The Qianfan-VL model not only has excellent basic capabilities but also has been specially improved for high-frequency industry needs, such as optical character recognition (OCR) and educational scenarios, making it perform even better in practical use. The model is developed based on open-source models and completed the entire workflow computing on Baidu's self-developed Kunlun Chip P800. The powerful computing power ensures that the model can efficiently process complex data and algorithms.
This new model has three significant features. First, the multi-size selection allows enterprises and developers of different scales to find suitable solutions, with three specifications of 3B, 8B, and 70B to meet various application needs. Second, the 8B and 70B models have thinking and reasoning capabilities, which can handle complex chart understanding, visual reasoning, and math problem-solving tasks through special tokens.
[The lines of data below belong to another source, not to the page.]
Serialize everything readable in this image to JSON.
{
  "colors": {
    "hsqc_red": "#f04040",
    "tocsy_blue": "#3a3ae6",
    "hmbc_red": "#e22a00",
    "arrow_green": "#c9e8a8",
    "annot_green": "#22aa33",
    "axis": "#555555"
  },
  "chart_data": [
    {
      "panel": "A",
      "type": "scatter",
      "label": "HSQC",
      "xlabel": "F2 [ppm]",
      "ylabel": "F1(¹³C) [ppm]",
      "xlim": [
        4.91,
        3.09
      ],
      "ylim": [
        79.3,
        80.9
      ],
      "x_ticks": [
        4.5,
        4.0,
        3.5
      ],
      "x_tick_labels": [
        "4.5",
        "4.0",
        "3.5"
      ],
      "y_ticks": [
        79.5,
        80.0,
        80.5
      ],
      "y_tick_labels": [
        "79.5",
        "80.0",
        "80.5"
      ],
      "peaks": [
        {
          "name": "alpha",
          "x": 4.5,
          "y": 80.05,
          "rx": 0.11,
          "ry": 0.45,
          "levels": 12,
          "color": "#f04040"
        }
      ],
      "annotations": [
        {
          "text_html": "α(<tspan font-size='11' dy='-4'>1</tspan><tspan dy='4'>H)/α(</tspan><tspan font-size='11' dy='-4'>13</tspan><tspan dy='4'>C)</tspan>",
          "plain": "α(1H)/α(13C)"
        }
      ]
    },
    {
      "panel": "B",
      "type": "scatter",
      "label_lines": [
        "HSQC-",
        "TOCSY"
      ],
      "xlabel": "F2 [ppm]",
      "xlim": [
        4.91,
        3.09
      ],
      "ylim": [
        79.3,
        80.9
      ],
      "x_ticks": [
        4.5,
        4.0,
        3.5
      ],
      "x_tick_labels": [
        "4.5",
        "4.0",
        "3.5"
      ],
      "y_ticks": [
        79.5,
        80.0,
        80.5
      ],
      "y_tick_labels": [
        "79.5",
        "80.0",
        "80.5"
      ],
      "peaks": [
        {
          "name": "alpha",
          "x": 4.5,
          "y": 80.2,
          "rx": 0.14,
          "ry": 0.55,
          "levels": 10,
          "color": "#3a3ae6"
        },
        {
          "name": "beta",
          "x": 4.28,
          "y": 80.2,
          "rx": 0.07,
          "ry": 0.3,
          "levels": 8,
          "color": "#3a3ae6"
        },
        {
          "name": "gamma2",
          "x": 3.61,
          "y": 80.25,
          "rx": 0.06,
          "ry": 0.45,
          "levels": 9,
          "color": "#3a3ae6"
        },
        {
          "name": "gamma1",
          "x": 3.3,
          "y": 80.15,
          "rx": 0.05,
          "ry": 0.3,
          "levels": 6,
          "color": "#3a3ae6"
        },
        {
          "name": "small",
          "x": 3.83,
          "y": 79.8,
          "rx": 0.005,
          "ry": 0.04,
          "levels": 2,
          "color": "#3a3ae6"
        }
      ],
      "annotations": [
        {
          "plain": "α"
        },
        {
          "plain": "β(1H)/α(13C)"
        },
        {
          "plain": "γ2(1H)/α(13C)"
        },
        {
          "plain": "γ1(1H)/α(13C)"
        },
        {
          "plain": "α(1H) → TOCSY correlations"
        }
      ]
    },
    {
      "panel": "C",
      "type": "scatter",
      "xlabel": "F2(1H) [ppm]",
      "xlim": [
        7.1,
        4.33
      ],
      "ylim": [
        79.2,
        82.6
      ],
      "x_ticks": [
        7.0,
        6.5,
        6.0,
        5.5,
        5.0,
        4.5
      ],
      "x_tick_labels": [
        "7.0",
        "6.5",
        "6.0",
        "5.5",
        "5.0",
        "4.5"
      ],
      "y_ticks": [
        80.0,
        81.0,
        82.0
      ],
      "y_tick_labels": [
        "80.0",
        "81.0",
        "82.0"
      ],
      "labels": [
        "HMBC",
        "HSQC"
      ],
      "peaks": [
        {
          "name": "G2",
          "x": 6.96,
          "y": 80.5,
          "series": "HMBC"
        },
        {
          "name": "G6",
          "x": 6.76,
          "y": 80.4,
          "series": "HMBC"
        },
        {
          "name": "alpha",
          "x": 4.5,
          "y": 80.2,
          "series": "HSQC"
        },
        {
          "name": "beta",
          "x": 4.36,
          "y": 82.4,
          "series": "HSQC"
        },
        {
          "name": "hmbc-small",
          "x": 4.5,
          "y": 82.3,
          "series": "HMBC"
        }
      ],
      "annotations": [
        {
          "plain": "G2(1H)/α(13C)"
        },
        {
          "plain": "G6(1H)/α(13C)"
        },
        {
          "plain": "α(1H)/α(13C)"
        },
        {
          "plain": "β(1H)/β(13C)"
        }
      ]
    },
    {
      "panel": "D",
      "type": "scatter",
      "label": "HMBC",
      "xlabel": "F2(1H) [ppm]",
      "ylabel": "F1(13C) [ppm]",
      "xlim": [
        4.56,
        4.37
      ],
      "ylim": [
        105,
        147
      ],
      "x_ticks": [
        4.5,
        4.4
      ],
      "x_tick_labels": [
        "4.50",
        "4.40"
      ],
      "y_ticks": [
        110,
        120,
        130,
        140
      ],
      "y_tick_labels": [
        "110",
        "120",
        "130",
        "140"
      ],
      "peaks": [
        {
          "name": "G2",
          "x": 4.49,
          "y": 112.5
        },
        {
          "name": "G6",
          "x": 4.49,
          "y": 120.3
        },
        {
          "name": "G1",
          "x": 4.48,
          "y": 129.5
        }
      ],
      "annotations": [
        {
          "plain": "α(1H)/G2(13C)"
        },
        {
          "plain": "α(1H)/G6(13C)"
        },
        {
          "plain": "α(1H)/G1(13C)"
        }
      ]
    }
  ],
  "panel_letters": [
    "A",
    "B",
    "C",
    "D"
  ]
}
Finally, it performs exceptionally well in OCR and document understanding, not only accurately recognizing handwritten text and complex layouts but also performing structured information extraction.
In benchmark tests, the Qianfan-VL series model demonstrated outstanding general capabilities and excellent performance in specific tasks. Whether it's visual understanding or professional field Q&A, this model shows impressive accuracy and performance in all tests. Especially in the fields of OCR and document understanding, its full-scenario recognition capabilities and complex document analysis abilities provide high-precision solutions for enterprise applications.
Additionally, the mathematical problem-solving capabilities of Qianfan-VL are worth mentioning. The 8B and 70B models show superior performance when handling complex reasoning tasks by combining visual information with external knowledge. In practical application scenarios, it can extract key information and perform data analysis, helping enterprises make intelligent decisions.
The launch of Qianfan-VL marks a major breakthrough for Baidu in the field of visual understanding. We look forward to its application across industries, which will trigger a new wave.